Me: " Do you agree that physical objects like Earth and spacecraft exist and have properties like shape and size independent of observation?'David:"I personally agree with that."
Me:"Same question in reverse: Do you think that Earth changes shape as a result of how it is observed?"You:"No."
I personally agree with that....I didn't say that their shape and size can't be changed by movement. If you change the speed of either object, it will have a new shape and size which is independent of observation.
"A near 'c' fly-by of Earth-and-Sun (edit: observing a shorter AU) would not change the AU from its average 93 million miles..." Do you agree?A near 'c' fly-by of Earth would not change its diameter from nearly 8000 miles to, say around 1000 miles in the direction of flight. Do you agree.(Obviously it does not have both diameters, so one must be correct and the other incorrect, right?)
A rigid metallic "probe" approaching Earth at 86.6% of 'c' and observed from Earth to be 10 meters long will not fit in a shuttle cargo bay 10 meters long sent to retrieve it, even for an instant. Do you agree (that its true and immutable length... short of being crushed... is 20 meters?)
Do you agree that real forces are required to make real objects change shape/ length and real distances between objects shrink, i.e., to make objects move closer together? (Length contraction posits no such force involved in objects changing shapes or lengths or to move stars closer together in space.)
The distance between the observer and the moving frame or body is of absolutely no consequence. For an observer on earth the diameter of earth does not ever change because the velocity of one relative to the other is zero. For the observer at the near c velocity, that observer is at relative rest and the earth is in relative motion at near c. Therefore, the diameter of the earth in the direction of motion and its distance to the sun (if the earth and the sun are not in motion relative to each other) is contracted judged by that observer who is at relative rest.
At the moment the probe enters the cargo bay the relative velocities of the two better be near zero, in which case neither is contracted relative to the other. So, if it fits when both are at relative rest, it fits.
Einstein said that the body itself does not contract (Lorentz thought it did) rather; the body is contracted as judged from relative rest.
It appears to me that “real” is an empty meaningless category (drawer) whose immense importance lies only in that I place certain things inside it and not certain others.
What's your 3D volume without a fabric to enforce distance and to restrict the speed of light to c? SR has a fabric of space called Spacetime, and the old theory before Lorentz and Einstein came up with theirs had a fabric of space too. Remove it at your peril....
My whole criticism of length contraction is that the objects and distances themselves do not change lengths and shapes as they might appear to do as seen from various frames.
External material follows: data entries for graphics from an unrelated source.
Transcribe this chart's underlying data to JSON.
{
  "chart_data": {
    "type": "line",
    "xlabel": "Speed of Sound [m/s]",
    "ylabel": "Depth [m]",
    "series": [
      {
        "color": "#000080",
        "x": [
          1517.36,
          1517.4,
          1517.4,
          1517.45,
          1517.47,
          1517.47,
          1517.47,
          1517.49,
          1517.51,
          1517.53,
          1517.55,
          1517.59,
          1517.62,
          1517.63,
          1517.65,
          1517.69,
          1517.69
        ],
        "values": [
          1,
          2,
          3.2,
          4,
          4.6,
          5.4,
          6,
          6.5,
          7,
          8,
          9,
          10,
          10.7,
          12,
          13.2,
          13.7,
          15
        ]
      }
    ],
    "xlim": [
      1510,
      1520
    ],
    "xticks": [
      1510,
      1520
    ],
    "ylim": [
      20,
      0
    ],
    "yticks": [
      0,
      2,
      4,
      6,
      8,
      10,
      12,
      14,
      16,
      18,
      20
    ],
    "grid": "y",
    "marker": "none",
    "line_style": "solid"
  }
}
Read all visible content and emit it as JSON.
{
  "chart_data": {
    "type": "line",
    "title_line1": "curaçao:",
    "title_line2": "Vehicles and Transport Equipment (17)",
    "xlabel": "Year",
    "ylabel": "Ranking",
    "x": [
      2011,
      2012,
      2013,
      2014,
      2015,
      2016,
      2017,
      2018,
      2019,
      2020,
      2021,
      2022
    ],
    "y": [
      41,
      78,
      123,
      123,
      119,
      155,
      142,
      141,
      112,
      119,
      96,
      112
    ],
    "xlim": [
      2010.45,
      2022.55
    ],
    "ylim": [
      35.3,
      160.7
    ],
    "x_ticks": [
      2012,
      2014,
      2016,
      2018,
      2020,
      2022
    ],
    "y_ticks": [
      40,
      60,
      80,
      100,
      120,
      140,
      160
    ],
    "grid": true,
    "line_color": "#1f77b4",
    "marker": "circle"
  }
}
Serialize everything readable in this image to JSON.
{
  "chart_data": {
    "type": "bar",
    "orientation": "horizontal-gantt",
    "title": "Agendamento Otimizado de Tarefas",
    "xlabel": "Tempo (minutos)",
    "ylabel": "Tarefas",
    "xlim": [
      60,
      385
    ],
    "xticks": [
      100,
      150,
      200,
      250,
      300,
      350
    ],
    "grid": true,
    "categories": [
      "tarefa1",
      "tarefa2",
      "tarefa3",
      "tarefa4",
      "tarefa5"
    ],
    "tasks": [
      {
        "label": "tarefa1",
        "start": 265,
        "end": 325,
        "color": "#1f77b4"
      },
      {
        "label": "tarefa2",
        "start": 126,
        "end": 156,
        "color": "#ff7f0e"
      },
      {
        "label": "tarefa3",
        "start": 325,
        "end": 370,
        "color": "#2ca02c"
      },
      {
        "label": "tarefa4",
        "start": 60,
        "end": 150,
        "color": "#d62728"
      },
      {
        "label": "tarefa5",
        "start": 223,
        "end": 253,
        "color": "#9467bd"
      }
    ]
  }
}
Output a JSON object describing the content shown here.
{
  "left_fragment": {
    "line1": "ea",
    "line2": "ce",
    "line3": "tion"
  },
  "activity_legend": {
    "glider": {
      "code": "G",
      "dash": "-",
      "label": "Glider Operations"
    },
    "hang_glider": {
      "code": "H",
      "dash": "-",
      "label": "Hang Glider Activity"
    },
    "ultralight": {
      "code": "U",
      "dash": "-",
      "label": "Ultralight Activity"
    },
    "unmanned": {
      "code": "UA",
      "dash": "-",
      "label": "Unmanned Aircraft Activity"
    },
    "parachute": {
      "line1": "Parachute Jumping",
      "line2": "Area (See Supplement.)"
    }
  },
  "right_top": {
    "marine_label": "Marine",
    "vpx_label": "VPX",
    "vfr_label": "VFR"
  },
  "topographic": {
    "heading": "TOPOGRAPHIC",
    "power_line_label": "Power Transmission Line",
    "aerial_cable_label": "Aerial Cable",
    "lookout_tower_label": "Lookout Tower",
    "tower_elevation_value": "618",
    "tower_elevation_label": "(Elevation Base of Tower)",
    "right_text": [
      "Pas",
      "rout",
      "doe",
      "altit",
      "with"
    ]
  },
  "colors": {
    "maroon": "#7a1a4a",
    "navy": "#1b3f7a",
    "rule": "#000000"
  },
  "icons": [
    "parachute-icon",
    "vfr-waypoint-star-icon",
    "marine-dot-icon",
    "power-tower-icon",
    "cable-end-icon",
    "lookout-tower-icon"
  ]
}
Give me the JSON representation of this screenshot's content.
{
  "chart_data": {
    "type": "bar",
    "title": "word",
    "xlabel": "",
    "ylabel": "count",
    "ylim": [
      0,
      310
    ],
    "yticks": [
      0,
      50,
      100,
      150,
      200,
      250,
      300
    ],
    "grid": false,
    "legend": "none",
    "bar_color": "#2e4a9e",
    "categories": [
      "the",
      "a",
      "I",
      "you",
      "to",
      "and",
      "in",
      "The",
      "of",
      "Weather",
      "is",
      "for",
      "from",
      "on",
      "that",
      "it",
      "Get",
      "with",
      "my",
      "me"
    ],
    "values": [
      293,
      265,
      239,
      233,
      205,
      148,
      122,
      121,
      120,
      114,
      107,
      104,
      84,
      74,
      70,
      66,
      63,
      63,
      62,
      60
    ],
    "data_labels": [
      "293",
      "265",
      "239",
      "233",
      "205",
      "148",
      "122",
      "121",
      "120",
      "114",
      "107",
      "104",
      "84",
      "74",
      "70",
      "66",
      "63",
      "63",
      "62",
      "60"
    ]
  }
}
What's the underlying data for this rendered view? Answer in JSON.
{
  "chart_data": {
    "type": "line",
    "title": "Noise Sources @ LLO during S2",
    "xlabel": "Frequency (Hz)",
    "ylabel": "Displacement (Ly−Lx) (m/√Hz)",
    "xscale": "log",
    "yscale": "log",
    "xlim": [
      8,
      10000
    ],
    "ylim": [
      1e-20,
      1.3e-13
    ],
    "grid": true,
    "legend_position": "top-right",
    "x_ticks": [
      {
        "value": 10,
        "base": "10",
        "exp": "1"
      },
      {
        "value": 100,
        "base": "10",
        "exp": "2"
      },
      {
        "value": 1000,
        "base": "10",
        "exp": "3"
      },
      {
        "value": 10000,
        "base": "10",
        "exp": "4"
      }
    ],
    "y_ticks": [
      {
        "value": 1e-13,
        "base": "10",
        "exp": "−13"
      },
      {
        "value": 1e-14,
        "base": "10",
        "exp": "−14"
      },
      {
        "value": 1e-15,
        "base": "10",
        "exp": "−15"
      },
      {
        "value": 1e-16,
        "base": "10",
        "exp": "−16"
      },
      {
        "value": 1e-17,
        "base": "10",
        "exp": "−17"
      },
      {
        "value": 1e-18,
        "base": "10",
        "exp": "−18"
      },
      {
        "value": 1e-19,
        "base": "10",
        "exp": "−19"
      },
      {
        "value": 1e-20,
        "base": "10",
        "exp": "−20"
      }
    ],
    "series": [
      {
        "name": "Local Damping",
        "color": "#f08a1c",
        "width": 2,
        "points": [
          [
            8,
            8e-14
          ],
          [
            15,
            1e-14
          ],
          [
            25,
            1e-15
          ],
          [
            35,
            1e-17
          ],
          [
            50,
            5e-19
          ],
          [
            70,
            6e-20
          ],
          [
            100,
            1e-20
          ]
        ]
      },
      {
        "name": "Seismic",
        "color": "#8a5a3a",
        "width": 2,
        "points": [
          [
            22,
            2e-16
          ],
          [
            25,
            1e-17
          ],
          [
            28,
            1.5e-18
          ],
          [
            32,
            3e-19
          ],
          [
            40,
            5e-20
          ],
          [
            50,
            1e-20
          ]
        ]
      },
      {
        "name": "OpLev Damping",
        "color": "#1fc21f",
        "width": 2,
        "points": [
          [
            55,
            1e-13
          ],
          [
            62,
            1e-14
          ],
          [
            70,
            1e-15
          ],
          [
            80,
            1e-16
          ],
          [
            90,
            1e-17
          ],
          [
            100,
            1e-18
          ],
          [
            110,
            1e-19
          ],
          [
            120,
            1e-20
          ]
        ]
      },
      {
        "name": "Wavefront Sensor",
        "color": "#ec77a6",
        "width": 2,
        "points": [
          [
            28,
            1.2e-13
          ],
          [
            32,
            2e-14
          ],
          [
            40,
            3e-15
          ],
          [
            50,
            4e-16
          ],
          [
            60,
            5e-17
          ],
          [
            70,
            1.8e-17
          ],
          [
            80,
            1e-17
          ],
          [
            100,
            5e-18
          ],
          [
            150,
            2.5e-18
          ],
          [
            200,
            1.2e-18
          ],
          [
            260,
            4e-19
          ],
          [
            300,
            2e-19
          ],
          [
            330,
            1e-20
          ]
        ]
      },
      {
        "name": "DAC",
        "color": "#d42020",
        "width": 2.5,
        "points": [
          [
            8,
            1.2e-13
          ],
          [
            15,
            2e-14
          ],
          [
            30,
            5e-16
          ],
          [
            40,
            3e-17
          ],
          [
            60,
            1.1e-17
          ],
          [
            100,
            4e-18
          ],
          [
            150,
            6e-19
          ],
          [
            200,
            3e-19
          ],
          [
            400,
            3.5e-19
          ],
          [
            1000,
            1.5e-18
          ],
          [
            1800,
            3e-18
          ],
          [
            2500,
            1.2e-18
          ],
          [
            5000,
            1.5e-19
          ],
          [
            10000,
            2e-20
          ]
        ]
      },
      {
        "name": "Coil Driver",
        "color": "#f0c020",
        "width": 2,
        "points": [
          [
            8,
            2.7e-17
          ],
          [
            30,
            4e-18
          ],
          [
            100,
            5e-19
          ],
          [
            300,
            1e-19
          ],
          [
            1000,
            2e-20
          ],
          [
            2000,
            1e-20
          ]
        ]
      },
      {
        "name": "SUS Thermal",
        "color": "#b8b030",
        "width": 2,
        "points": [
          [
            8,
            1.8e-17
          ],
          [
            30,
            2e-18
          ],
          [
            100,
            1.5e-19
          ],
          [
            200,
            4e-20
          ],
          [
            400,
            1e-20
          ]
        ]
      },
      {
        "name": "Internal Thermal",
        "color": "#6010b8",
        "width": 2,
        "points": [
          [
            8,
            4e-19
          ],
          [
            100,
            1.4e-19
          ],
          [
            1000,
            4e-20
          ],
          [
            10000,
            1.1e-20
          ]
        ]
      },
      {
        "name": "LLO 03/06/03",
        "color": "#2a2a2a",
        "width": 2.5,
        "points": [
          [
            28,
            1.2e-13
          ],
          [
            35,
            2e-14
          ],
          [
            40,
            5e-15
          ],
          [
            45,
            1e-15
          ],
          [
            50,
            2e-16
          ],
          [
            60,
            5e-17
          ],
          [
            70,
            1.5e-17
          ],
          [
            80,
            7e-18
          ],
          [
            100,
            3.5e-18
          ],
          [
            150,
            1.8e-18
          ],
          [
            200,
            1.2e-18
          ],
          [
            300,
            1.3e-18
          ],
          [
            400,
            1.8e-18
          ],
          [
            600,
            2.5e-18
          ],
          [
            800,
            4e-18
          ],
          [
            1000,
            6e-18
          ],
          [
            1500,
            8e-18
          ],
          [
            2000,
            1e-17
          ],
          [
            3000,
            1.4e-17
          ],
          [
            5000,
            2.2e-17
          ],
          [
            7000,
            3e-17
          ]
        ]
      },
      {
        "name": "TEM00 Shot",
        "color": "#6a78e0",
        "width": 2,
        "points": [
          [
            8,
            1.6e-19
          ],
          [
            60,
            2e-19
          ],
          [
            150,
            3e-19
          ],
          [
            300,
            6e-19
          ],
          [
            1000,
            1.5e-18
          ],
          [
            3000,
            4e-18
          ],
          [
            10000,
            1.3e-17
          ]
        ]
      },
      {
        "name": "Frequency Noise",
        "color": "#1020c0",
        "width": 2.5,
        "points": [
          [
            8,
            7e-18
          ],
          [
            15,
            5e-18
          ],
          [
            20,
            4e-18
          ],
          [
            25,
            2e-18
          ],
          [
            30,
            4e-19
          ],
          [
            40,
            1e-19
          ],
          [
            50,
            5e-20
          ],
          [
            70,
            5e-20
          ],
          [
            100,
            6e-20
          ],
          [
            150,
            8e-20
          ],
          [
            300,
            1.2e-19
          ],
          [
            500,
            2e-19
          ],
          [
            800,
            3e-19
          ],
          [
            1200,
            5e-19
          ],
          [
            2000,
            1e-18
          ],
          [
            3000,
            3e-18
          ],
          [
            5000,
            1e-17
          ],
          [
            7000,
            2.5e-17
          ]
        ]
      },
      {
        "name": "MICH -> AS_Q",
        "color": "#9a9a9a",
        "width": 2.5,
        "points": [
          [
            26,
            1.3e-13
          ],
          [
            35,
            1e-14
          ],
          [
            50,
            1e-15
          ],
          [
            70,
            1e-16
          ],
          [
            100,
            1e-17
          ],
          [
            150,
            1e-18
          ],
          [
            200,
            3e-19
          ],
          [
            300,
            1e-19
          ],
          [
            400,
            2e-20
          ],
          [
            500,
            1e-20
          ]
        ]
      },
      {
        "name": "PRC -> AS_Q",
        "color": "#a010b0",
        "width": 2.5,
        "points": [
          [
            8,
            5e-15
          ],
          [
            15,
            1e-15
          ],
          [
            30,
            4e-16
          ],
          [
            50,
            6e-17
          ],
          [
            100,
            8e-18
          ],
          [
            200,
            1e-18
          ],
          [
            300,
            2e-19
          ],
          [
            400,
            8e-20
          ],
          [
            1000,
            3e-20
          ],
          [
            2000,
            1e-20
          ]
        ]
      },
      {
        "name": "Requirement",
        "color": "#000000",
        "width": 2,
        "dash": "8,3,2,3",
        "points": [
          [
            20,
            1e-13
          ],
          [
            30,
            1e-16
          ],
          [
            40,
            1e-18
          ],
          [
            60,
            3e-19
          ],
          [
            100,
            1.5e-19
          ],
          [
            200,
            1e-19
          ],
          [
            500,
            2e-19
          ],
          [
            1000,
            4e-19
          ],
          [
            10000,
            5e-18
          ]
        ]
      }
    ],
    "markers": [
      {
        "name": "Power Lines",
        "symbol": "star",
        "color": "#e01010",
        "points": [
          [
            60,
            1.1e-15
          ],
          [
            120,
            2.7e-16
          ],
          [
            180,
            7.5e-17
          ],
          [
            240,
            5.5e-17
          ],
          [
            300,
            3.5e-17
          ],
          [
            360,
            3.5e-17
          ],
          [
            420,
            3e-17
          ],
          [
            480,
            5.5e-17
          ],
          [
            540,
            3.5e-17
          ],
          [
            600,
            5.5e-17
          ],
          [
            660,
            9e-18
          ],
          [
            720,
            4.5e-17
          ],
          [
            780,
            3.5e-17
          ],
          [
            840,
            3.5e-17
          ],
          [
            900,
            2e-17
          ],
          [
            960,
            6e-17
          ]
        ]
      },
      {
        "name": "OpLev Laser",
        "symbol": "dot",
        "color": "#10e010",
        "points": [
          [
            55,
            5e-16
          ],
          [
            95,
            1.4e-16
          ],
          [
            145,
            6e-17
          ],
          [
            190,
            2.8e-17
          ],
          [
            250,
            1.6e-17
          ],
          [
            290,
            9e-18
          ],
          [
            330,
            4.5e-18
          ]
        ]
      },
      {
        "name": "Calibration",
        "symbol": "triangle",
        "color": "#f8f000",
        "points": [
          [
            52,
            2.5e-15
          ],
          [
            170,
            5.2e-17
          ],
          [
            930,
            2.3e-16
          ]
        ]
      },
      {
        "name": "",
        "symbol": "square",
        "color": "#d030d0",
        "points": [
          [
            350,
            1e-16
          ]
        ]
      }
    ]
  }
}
That is why I keep asking, for instance, how Earth, a solid object, is *supposed* to flatten out (as seen from a near 'c' fly-by) with no application of force to squeeze it out of spherical. I am fine with a theoretical *image of Earth* as a very oblate spheroid in the above case.show demanded that such a non-mainstream view belongs here in the obscure "backwaters" of the forum, not in the serious physics section.
If you are still with respect to Earth, every Earth's dimension has a value, in your frame of reference; if you are moving with resperct to Earth, those dimensions are different, as measured in that new frame of reference (because of #).In relativity you *cannot* say: "the lenght is 2 metres", you have to say: "the lenght is 2 metres as measured in this specific frame of reference".